Il raconte que c'est le chien qui lui a parlé dans sa tête et lui a ordonné de se faire passer pour un guide/ranger auprès des religieux afin de les amener dans les ruines, il voulait absolument pouvoir s'y rendre et dans un groupe il passerait plus inaperçu. L'homme n'est qu'un malheureux imbécile et c'est le chien qui commandait.

A ces mots le chef des guerriers explose de colère en accusant le guide de se foutre de lui, les religieux eux agitent leurs colifichets en criant au diable, quand au barbare et au capitaine, il ne peuvent s'empêcher de pouffer de rire.

Le chef des guerriers ordonne alors que les prisonniers accompagnent le groupe pour retrouver le chien et puis la trace de Grumpch au grand dam du mutant géant qui se met à pleurnicher, mais j'aurai plus mes jouets pour m'amuser à les faire danser et chanter avec mon fouet.
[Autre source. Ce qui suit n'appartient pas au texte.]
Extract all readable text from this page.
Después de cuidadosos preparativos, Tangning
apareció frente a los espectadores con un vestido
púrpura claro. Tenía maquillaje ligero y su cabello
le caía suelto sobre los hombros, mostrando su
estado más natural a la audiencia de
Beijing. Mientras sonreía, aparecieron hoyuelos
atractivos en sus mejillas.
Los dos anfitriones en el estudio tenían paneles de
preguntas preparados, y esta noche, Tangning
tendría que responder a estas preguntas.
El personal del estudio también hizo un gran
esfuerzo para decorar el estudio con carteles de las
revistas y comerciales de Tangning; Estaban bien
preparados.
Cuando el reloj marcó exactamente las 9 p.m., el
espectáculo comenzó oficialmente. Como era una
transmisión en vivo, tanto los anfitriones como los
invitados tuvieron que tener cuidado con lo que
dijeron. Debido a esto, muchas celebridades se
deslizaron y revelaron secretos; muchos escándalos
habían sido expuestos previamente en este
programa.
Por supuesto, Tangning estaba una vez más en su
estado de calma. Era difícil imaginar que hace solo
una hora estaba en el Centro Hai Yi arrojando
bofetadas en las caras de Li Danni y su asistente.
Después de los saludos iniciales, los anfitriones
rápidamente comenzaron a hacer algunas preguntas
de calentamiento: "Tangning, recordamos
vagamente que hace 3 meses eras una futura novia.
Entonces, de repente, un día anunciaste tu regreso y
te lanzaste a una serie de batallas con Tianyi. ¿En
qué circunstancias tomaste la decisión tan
L'un des religieux crie qu'il est maudit et doit faire pénitence, il marchera à genoux pour le reste du périple et rien ne le dissuadera. Le chef des guerriers se tape la tête avec la main et se demande pourquoi il attire tous les tarés de la région, surtout quand le guide lui apprend que le sergent aussi parlait au chien, ce qui laisse le capitaine sans voix. Le sergent étant parti pour une autre mission, on verra cela avec lui à son retour dit le chef.

Il ordonne aux autres membres de sa troupe de reprendre leur activité (un point de deal de Skooma (la drogue dans Elder Scrolls), qu'ils espèrent juteux pour financer leurs retraites, un stock qu'ils ont dérobé au chef de guerre Gor en désertant). "Et ça marche bien" demande le capitaine ?

"Pas trop pour le moment, personne ne vient par ici à part des gens trop fous et hallucinés pour en avoir besoin. Mais j'espère inverser la tendance, j'ai quelques gars qui sont partis dans les villes et villages environnant pour ébruiter la chose".

"C'est pour cela que vous craignez que ce Gor vous retrouve ?"

"Entre autre".

"Et vous le cachez bien à Skull Face".

"Chacun son biz capitaine, lui les artefacts des anciens et nous, le Skooma, mais c'est un interrogatoire ou quoi ? Ça suffit maintenant les questions".

Le groupe progresse jusqu'à l'intersection qui mène à la demeure du collecteur d'os, ils sont perturbés, ils ont tous l'impression que "quelque chose" a changé. En fait j'ai refait ma table à cet endroit là pour inclure de nouveau décors, mais pas besoin d'explication vu que nous sommes dans une ville qui se trouve peut-être à une croisée du Multivers...

Là, d'un coup, le guide se met à délirer. "Vous entendez, le chien il m'appelle, il crie dans ma tête, au secours !!! Au secours !!! Il est en danger et appelle à l'aide, vous entendez, ça fait mal à la tête".

Personne n'entend rien et tous le prennent pour un fou ou un affabulateur quand tout d'un coup il se met à se taper la tête contre un mur pour arrêter la voix. Le chef ordonne de l'assommer pour qu'il se calme et les religieux crient au démon.

"C'est malin" dit le capitaine, "comment allons nous retrouver le chien si il est dans les vapes".

L'un des hommes du capitaine qui avait accompagné le troupe, un filou qui exerçait autrefois comme contrebandier, mais chut !!! Propose d'aller chercher des os dans la demeure du collecteur, après tout les chiens aiment les os et le collecteur n'en manque surement pas, ça attirera peut-être le chien.

Le chef des guerriers est ravi de l'idée, "enfin quelqu'un qui a l'air malin et intelligent dans toute cette foutue cité". Il propose un poste dans son groupe au contrebandier qui ne dit rien.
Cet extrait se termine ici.